Welcome to the official repository of RetClean, a cutting-edge tool developed by QCRI for data repair tasks that demand world knowledge. RetClean combines the power of large language models (LLMs) with indexed CSV datalakes to clean and repair datasets efficiently.
- CSV Upload: Upload CSV files for cleaning.
- LLM-Driven Cleaning: Perform standalone data repair using LLMs.
- Data Lake Support: Upload and index CSV-based datalakes for contextual cleaning.

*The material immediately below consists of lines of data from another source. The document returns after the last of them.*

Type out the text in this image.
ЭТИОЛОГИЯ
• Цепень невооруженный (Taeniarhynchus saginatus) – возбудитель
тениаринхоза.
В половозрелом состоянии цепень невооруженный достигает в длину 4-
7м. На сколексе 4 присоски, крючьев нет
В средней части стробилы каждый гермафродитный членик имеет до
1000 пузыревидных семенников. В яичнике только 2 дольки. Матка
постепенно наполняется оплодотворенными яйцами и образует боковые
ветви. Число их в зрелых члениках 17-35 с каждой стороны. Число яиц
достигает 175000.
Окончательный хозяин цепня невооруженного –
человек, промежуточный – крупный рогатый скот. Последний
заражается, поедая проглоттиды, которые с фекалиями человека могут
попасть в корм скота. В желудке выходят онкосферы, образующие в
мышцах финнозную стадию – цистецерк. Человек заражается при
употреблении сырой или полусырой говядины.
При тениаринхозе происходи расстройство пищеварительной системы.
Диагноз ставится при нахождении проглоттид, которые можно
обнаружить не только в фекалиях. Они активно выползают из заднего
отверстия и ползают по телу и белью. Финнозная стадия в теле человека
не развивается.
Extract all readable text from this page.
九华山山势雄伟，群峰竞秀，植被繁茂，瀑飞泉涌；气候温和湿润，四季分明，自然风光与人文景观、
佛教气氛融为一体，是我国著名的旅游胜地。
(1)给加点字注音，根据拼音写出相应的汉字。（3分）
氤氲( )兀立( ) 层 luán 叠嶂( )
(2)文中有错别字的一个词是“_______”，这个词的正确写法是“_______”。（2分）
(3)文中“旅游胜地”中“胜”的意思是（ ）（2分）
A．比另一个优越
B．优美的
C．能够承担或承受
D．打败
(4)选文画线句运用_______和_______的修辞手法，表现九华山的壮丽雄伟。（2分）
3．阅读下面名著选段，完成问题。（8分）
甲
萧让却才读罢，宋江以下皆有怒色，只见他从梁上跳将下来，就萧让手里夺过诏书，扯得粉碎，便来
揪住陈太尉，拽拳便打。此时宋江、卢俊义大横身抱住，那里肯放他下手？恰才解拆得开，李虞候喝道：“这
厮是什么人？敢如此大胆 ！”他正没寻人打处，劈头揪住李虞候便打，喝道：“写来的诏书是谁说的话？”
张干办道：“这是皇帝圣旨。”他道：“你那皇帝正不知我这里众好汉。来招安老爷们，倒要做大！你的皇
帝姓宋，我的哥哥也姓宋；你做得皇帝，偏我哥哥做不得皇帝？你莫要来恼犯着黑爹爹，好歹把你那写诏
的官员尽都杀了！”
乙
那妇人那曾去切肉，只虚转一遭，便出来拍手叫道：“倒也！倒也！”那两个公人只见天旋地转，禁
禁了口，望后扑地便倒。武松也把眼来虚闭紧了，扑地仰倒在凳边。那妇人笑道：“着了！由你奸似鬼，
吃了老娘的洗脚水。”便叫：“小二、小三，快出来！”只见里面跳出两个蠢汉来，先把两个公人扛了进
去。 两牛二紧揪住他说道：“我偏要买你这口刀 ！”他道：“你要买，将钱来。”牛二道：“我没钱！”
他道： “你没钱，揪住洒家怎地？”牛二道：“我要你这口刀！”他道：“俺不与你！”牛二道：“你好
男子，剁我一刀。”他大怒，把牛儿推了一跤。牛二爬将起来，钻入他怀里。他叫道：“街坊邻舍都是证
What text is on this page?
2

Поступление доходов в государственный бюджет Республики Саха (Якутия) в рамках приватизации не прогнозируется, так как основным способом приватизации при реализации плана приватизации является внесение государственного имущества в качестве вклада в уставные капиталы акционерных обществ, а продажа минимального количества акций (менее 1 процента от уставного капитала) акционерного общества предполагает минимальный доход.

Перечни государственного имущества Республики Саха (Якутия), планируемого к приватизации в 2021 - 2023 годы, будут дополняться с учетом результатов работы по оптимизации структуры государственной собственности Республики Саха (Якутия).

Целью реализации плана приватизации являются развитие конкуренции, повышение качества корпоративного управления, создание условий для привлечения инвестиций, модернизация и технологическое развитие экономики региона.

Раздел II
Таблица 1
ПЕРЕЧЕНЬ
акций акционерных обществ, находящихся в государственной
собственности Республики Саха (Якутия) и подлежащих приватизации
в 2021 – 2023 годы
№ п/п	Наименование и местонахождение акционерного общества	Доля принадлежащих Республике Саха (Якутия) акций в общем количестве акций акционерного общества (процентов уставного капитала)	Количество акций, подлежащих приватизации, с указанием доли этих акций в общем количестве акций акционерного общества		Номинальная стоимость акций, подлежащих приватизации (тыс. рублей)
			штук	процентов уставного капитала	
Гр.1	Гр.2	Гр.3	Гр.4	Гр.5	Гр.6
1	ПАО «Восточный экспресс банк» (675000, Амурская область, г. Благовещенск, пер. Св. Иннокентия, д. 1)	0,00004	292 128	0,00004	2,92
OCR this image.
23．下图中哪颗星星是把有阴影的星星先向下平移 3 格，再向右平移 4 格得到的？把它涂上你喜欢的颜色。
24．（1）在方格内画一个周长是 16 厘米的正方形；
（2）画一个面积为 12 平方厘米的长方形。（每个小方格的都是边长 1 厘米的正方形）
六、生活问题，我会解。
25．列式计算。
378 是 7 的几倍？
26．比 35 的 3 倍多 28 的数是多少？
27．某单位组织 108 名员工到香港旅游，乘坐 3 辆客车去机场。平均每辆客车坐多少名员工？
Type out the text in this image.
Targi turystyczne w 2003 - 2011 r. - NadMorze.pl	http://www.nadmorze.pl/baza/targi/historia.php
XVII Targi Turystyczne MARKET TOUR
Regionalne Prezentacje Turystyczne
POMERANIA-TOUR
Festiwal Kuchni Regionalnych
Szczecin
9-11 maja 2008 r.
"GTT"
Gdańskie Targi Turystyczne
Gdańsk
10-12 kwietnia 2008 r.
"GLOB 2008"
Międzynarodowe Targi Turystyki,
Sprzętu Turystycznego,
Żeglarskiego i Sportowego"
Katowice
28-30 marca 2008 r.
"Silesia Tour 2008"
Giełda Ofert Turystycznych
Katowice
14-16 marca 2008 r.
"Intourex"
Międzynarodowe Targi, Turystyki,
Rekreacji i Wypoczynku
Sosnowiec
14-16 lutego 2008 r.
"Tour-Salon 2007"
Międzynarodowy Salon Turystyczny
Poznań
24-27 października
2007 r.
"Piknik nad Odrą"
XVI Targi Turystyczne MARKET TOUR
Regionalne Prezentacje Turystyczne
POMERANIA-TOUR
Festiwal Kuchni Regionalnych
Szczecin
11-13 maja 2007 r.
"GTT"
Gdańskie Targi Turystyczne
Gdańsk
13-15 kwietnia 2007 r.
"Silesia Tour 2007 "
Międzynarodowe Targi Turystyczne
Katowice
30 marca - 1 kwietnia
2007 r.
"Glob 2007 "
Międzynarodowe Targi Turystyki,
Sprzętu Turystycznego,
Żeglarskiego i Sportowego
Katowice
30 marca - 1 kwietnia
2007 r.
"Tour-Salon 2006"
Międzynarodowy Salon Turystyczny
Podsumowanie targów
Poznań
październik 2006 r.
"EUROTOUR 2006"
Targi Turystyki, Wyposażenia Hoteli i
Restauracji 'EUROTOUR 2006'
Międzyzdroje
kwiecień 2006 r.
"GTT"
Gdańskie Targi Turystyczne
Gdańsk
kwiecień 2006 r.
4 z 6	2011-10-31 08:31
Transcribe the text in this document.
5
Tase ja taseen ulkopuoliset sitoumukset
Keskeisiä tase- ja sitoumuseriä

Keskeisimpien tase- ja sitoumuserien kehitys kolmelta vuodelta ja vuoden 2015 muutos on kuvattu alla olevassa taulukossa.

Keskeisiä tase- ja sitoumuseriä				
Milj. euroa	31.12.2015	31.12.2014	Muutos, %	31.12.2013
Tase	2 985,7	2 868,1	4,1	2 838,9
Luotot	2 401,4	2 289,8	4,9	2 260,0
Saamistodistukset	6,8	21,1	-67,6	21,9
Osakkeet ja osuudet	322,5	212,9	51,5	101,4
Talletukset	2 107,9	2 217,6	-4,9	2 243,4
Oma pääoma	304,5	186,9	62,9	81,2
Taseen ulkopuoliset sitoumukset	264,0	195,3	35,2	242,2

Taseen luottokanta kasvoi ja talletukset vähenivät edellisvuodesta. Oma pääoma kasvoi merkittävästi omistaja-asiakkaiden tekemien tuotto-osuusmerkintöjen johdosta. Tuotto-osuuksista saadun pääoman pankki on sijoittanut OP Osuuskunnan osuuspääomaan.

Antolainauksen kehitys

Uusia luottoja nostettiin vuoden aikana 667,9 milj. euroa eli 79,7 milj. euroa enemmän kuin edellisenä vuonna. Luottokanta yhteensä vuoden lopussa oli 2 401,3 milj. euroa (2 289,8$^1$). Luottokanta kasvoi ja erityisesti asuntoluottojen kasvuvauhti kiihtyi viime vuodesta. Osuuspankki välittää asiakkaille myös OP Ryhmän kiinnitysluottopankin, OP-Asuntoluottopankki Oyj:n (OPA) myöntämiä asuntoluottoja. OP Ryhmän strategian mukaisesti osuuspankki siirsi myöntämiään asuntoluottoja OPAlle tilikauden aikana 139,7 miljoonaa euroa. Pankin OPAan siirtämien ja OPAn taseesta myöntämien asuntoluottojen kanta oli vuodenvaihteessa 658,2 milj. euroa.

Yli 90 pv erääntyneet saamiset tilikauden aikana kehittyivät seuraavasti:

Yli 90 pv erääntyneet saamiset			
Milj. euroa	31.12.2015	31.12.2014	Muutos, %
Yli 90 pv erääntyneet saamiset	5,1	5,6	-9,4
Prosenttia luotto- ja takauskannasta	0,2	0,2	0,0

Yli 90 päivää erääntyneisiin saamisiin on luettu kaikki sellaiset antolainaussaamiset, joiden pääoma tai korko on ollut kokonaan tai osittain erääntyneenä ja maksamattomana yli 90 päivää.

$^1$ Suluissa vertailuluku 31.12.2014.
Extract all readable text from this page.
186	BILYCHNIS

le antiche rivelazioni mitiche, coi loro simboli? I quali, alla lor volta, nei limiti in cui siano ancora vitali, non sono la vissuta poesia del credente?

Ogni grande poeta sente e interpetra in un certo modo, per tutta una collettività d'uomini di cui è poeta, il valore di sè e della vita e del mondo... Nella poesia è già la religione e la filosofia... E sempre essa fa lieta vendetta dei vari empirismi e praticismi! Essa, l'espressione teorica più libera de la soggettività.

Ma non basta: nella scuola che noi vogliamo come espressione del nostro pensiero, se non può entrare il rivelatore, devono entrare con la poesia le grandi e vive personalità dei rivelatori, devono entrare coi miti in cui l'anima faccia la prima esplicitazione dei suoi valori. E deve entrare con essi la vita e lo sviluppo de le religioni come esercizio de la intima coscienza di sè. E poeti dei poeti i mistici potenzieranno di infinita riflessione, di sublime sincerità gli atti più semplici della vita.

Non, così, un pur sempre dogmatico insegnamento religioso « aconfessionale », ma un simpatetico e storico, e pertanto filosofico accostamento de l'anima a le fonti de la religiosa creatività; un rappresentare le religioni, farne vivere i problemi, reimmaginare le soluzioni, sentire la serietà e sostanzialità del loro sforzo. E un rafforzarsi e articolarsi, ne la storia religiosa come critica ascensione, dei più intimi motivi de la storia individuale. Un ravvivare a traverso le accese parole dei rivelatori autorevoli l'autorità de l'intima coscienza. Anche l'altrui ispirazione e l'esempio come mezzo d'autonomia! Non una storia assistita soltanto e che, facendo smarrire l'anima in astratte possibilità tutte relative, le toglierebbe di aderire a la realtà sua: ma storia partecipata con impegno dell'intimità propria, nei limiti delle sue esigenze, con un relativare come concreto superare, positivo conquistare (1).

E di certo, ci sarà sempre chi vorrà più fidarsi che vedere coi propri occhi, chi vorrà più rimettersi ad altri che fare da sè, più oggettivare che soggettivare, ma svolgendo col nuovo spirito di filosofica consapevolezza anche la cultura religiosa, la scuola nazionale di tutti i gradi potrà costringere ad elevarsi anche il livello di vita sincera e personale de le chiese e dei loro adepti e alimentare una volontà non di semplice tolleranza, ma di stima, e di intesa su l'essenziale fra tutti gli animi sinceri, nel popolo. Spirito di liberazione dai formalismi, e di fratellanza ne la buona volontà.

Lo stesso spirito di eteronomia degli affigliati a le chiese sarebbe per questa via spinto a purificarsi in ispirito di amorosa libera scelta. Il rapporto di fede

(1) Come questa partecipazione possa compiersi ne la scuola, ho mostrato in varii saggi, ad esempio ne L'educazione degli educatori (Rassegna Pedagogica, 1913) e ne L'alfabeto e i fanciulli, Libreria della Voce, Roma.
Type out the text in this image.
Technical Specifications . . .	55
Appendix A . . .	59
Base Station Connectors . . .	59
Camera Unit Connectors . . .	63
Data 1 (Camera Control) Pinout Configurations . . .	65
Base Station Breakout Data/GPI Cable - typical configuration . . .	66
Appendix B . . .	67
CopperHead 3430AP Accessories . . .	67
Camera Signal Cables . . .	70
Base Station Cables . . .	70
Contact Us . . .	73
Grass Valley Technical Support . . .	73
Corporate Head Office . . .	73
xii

- Custom Configurations: Choose indices, reasoner models, and re-ranker settings for tailored cleaning workflows.
RetClean is built using modern tools and frameworks:
- Frontend: React
- Backend: FastAPI
- LLM Serving: Ollama
- Indexing and Search: Elasticsearch and Qdrant
- Containerization: Docker
Set up RetClean effortlessly using Docker Compose.
- Clone this repository and navigate to the project root.
- Create a environment file (.env) in the root folder with the following format:
# === General Settings ===
LOG_LEVEL=INFO
SEARCH_ENABLED=true
USE_RERANKER=false
VECTOR_DB=qdrant
EMBEDDING_MODEL=sentence-transformers/all-MiniLM-L6-v2
# === Elasticsearch ===
ES_HOST=http://elasticsearch:9200
ES_USER=
ES_PASSWORD=
# === Qdrant ===
QDRANT_HOST=http://qdrant
QDRANT_PORT=6333
# === Azure OpenAI (use these names) ===
AZURE_OPENAI_API_KEY=<put your info here>
AZURE_OPENAI_ENDPOINT=<put your info here>
AZURE_OPENAI_API_VERSION=2024-12-01-preview
AZURE_OPENAI_DEPLOYMENT=<put your info here>
# === OpenAI (use these names) ===
OPENAI_API_KEY=<put your info here>
OPENAI_ORG_ID=<put your info here>
OPENAI_PROJECT_ID=<put your info here>
OPENAI_MODEL=gpt-4o<put your info here>
# === Ollama (Optional for Local Models) ===
OLLAMA_URL=http://ollama:11434
# === Backend ===
BACKEND_PORT=8000- Build the application using:
docker-compose build
This will install the necessary services as well as the dependencies for the client and server.
For the local model example available in the application, we use a quantized LLaMA 3.1 model pulled from Ollama. This may require you to increase the allocated max disk space from the default in Docker.
To get the application running, just run the following command:
docker-compose up
The application hosted locally will run on port 3000: http://localhost:3000/
-
Upload Your Data
- Upload your CSV file.
- Select the target column to repair.
- Choose optional pivot/context columns.
-
Use a Data Lake for Cleaning
- Upload a folder of CSVs to create an indexed datalake.
- Indices are managed using FAISS and Elasticsearch.
-
Configure and Start Repair
- Choose the reasoner model, index, and re-ranker settings.
- Start a repair job.
-
Review and Confirm Changes
- View the suggested repairs for the target column.
- Confirm or adjust changes as needed.
We welcome contributions! Feel free to submit issues or pull requests. For significant changes, please open a discussion to ensure alignment with project goals.
This project is licensed under the MIT License. See the LICENSE file for details.